Another hidden benefit of AdMob is the vast reach they hold in smaller countries. With AdMob you rarely have to worry about inventory because they have such a large network. You might find iAds won’t show up in Turkey because they currently don’t have any advertisers in that area, where AdMob is extremely consistent.
According to the data, remove ads was a lowly 3%, even though it was at the $1.99 price point, but this is actually fine. The goal of remove ads is not to generate revenue, it’s to please your hardcore players who really like your game.
It’s quite surprising, that skip level was responsible for more than 20% of all revenue from Phases.
“This was a shocker, and what’s even better was we threw it in at the last minute. We literally decided to add this option in 2 nights with the night before submitting the final build. We were shocked, but probably shouldn’t have been. The psychology behind it makes sense. People prefer to spend money on things that advance their gameplay,” said Smith.
“We did not include banners on the game field of Phases. This was a design choice because we felt it detracted too much from the game. We did put banners on the game field of Bounce and it increased the revenue by a larger percentage. If monetization is your main goal, then you might want to keep this in mind from the beginning,” added Smith.
Your Monetization Plan & Mobile Marketing
Now that we’ve examined some excellent data analyzing ad techniques and pricing, it’s time to develop a plan. When it comes to mobile marketing and app promotion having a plan is key. I recommend following what Smith did in Phases. Try using an interstitial on the game over screen in conjunction with a banner.

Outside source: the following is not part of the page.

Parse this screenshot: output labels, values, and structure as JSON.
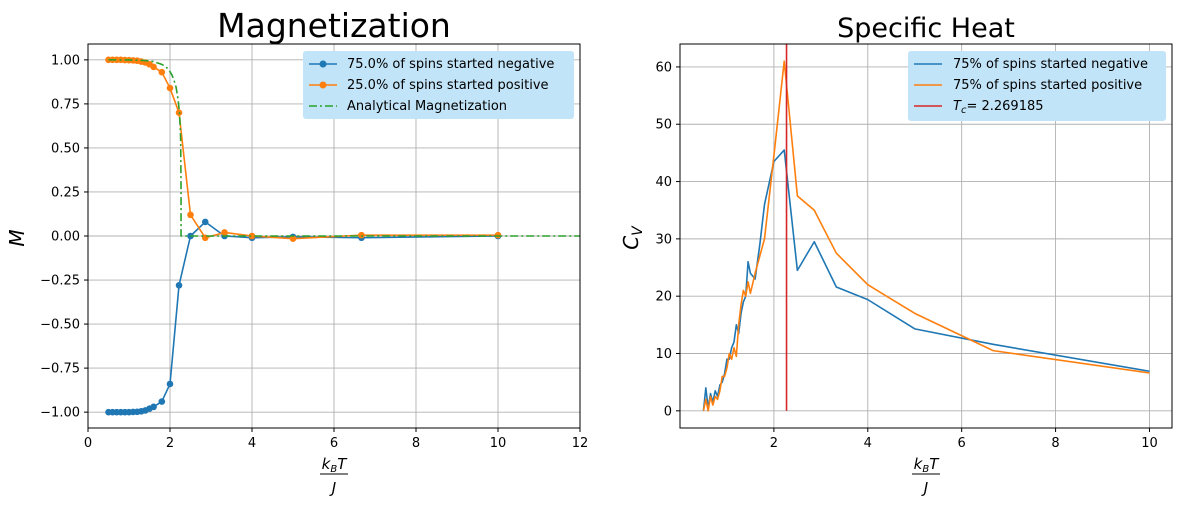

Remember to design your game around a game field banner. If this is something you want to incorporate, and in some cases (like Phases) it definitely does make sense to leave it out.
Think about your game’s design and interface. Consider the gameplay type as well when you’re deciding which ads and tactics to use.
It’s a great idea to add an in-app purchase to remove ads. Think about what in- app purchases you can add that will increase the gameplay experience. Some popular examples are special power-ups, continue playing options on the game over screen and skipping levels.
Have a strategy in place and know what you want to integrate. Write everything down and test it out as you go. Following these steps will lead you in the right direction for mobile marketing success.